Jian Yang, 25, who is in his second year at the University of Chicago's graduate business school...expects to graduate with $200,000 in student debt.
Ye Gods.

Part of the reason that we got into this mess is that too many bright people are doing relatively useless things like investment banking and lawyering. Another key reason that we got into this mess is that once any entity -- from an individual person to the Federal Government -- gets themself under a massive pile of debt, their options are highly constrained. Prison may be more crushing than debt service; but it may not, because in prison, you don't have to spend your sentence productively.

To all the MBA students out there -- please don't double down on this historic mis-allocation of resources. If you are quantitative enough to consider finance, look into data mining and machine learning for product and marketing design and refinement. Translation: search relevance and ad targeting; but these are only the tip of the iceberg. Soon these disciplines will spread, because they add real value both to consumers and to merchants. Operations research for resource allocation is another huge area. The world is undergoing another historic transition now, which is toward connected, data-driven marketplace of real stuff -- not the fake packaged stuff that has been driving Wall Street for the past seven years. You won't ever get a $500K bonus working in this field, but you'll make a good salary, you'll add to the productive economy, and if you join (or start) the right company, you'll get rich beyond Wall Street dreams of avarice -- and deservedly so.

To all the law students out there -- if you are articulate and nuanced enough to consider law, how about a management or leadership career? The world needs more thoughtful communicators and accomplished managers. Running a team is a lot harder than running a trial, but much more rewarding. Understanding and influencing the people who work for you and who struggle to work together is a lot more interesting than navigating a jury selection pool. Negotiating a business partnership is a lot more fulfilling than a litigation settlement. I see the insides of hundreds of organizations that we partner with, and good management and leadership is all too rare. You too can make an enormous difference to the productive economy by refocusing your talents elsewhere. Are we electing Barack Obama president because he's a good negotiator? Or because he's a great leader, communicator, and manager? You know the answer. Be that answer.
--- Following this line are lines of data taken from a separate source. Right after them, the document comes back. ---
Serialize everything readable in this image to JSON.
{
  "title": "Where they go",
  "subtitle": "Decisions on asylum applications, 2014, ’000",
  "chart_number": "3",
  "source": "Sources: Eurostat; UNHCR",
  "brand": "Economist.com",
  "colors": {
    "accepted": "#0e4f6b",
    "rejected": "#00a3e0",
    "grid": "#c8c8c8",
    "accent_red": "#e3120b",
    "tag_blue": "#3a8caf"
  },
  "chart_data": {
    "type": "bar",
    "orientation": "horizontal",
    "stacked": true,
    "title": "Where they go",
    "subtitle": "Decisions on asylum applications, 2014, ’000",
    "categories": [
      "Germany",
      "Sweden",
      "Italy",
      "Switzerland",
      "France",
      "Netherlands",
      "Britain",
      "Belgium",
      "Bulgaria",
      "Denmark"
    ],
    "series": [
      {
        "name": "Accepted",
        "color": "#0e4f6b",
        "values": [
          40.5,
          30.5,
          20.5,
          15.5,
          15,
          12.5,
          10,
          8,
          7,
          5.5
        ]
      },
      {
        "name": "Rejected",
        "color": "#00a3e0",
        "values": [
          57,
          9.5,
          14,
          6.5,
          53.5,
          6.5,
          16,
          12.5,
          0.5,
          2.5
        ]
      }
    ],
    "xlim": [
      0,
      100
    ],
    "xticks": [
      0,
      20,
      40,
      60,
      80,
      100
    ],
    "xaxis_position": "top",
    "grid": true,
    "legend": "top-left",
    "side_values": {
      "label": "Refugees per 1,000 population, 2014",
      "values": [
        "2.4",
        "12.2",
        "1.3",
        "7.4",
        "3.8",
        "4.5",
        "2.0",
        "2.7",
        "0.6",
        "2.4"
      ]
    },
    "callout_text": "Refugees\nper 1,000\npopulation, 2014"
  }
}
And to all of you - please, please be careful about getting yourself buried under a mountain of debt, such that you end up having to work at a career that you may hate, in an industry that may not really provide anyone lasting value, simply because you are crushed by your debt service. I'm sorry, but if it takes $200K in debt, then whatever your parents told you about getting into that 'top school' is probably wrong. The ROI to your life is negative. I flunked out of one top school and left another before completing my PhD, and I was neither struck by lightning nor am I begging on a street corner. If you're truly smart, talented, motivated, and capable, you'll do fine.

There's a lot of broken economy to fix. Let's get to work.